Adriane apela à Lei Maria da Penha contra influencer que incomodava o marido Lídio Lopes

Adriane apela à Lei Maria da Penha contra influencer que incomodava o marido Lídio Lopes

Prefeita de Campo Grande, Adriane Lopes (PP) apelou à Lei Maria da Penha e obteve medida protetiva contra Bruno Ortiz Barbosa. O influencer vinha incomodando o marido da pepista, o deputado estadual Lídio Lopes (Avante) ao participar dos eventos de campanha nos bairros e confrontá-los com os problemas da Capital. Também vinha denunciando o uso de templos religiosos de pastores contratados pela prefeitura pelo primeiro cavaleiro.

Na quarta-feira (10), no plantão judicial, o juiz Márcio Alexandre Wust acatou pedido da prefeita e do Ministério Público Estadual de que o influencer estava praticando “violência doméstica e familiar”.

“Tendo em consideração a documentação juntada, onde se constata a prática de violência doméstica e familiar contra a ofendida, e as relevantes razões expostas na inicial envolvendo esta e o agressor, evidencia-se necessidade de aplicação de medida protetiva de urgência que obrigue o agressor, posto que sua permanência no lar poderá advir prejuízos de grave e de difícil reparação”, concluiu Wust, apesar de Bruno Ortiz não residir na mansão de Adriane Lopes no Bairro Carandá Bosque.

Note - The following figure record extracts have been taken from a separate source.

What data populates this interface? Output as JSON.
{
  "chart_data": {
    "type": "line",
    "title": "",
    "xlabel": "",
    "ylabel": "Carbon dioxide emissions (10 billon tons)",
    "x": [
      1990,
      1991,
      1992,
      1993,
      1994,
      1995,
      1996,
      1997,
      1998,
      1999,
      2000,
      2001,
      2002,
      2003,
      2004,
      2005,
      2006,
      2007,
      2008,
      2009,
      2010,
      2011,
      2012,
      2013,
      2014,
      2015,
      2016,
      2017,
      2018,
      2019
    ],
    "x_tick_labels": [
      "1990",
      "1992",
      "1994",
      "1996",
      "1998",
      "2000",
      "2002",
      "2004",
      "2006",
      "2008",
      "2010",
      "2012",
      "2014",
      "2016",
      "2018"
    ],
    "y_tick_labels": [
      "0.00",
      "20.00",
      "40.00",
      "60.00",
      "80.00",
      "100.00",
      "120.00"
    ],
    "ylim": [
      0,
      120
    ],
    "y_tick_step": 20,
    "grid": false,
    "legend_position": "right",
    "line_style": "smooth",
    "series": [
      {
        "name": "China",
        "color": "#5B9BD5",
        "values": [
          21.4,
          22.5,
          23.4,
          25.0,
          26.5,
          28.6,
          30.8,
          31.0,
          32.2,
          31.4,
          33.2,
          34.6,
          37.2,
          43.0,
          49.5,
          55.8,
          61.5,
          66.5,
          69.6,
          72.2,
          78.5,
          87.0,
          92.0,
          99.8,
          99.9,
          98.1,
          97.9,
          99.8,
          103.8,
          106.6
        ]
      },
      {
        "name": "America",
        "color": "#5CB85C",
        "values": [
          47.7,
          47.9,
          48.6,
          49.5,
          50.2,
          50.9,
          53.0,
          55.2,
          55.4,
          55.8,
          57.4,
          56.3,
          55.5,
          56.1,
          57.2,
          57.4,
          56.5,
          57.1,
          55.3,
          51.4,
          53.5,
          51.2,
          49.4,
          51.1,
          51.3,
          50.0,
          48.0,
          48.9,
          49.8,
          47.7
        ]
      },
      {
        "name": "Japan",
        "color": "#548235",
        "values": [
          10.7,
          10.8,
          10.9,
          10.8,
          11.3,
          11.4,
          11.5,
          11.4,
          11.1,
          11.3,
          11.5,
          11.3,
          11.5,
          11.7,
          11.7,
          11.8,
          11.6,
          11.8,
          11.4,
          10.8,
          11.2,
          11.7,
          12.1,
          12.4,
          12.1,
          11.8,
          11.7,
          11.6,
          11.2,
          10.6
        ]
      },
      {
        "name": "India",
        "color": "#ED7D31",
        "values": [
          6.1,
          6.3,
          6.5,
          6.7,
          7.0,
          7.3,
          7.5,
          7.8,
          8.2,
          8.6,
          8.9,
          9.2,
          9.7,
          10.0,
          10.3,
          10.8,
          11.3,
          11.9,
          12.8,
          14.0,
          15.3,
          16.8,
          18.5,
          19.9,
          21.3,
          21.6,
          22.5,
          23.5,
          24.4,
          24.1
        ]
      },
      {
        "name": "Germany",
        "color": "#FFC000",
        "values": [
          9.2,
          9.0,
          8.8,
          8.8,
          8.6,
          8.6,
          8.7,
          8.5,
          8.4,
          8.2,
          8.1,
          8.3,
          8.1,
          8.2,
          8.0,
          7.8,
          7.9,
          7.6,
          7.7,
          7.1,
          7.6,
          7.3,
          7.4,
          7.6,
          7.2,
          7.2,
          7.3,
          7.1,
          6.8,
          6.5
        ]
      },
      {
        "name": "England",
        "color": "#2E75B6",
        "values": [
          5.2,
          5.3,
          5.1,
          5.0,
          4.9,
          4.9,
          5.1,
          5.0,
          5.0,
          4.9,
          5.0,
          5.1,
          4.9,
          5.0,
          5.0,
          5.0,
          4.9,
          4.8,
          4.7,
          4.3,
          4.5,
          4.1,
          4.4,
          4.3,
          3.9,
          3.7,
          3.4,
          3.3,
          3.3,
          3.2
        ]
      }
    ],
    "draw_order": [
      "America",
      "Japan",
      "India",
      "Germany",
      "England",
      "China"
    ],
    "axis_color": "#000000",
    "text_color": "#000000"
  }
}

Na decisão, o juiz proíbe o influencer de se aproximar da prefeita e familiares e manter distância de, no mínimo, 100 metros. Também está proibido de manter contato por carta, telefone, e-mail e mensagens. Também não poderá frequentar a prefeitura nem os eventos públicos com a participação da prefeita de Campo Grande.

Marido, denúncias e fiscalização

Com 45,6 mil seguidores no Instagram e 16 mil no Facebook, Bruno Ortiz passou a fiscalizar de forma ostensiva a gestão de Adriane e a pré-campanha do marido. Ele passou a frequentar o café da manhã realizado por Lídio Lopes e outros aliados de Adriane, como o deputado federal Dagoberto Nogueira (PP).

O influencer, que é pré-candidato a deputado estadual pelo Republicanos, passou a denunciar a participação de Lídio Lopes em templos evangélicos cujos pastores são funcionários comissionados da Prefeitura de Campo Grande. Ele postava o deputado, o pastor e ainda divulgava o salário pago pelo poder público ao religioso.

Adriane ganhou destaque nacional com a revelação de que tem 12 pastores em cargos estratégicos no município.

Na semana passada, Bruno denunciou o suposto churrasco de Adriane, Lídio e o secretário municipal de Saúde, Marcelo Vilela, com os vereadores no mesmo dia em que a prefeita conseguiu enterrar a CPI da Saúde na Câmara Municipal. Nas redes sociais, o influencer exibiu imagens áreas do churrasco na mansão de Adriane.

Para protestar, Bruno Ortiz convocou o “protesto do espetinho” na praça em frente à casa da chefe do Poder Executivo. O objetivo é protestar contra a não instalação da CPI da Saúde e pelas péssimas condições da saúde na Capital.

O uso de drone sobre sua casa foi um dos pontos usados pela prefeita para pedir a medida protetiva, conforme depoimento dado ao Campo Grande News. Ela disse que as filmagens áreas estariam ocorrendo toda semana.

“Fazem dois anos que eu sofro violência política, violência de gênero. Esse cara me persegue semanalmente com vídeos, com mentiras, com injúrias, difamação. A minha mãe está conseguindo síndrome do pânico, porque toda semana tem um drone sobrevoando a minha casa. Então, essa não é a única medida, claro, que eu vou até as últimas consequências criminais contra essa pessoa”, declarou Adriane ao site.

Bruno Ortiz negou que tenha usado drone para espiar a mansão de Adriane, envolvida em uma polêmica sobre o pagamento de IPTU reduzido, enquanto o restante da cidade arcou com reajuste de até 396%.

Prefeita não aguenta críticas, diz advogado

O advogado Valdir Custódio, responsável pela defesa de Ortiz, afirmou que houve equívoco da Justiça. “Isso não é proteção de gênero, é comodidade política. Eles não têm ouvidos para ouvir as verdades que esse menino diz”, destacou o defensor.

Bruno Ortiz não se manifestou sobre a decisão, mas postou uma foto nas redes sociais com a boca tampada pela faixa: “censura”.

Custódio diz que vai esperar a distribuição do processo para uma das Varas de Violência Doméstica para contestar a decisão.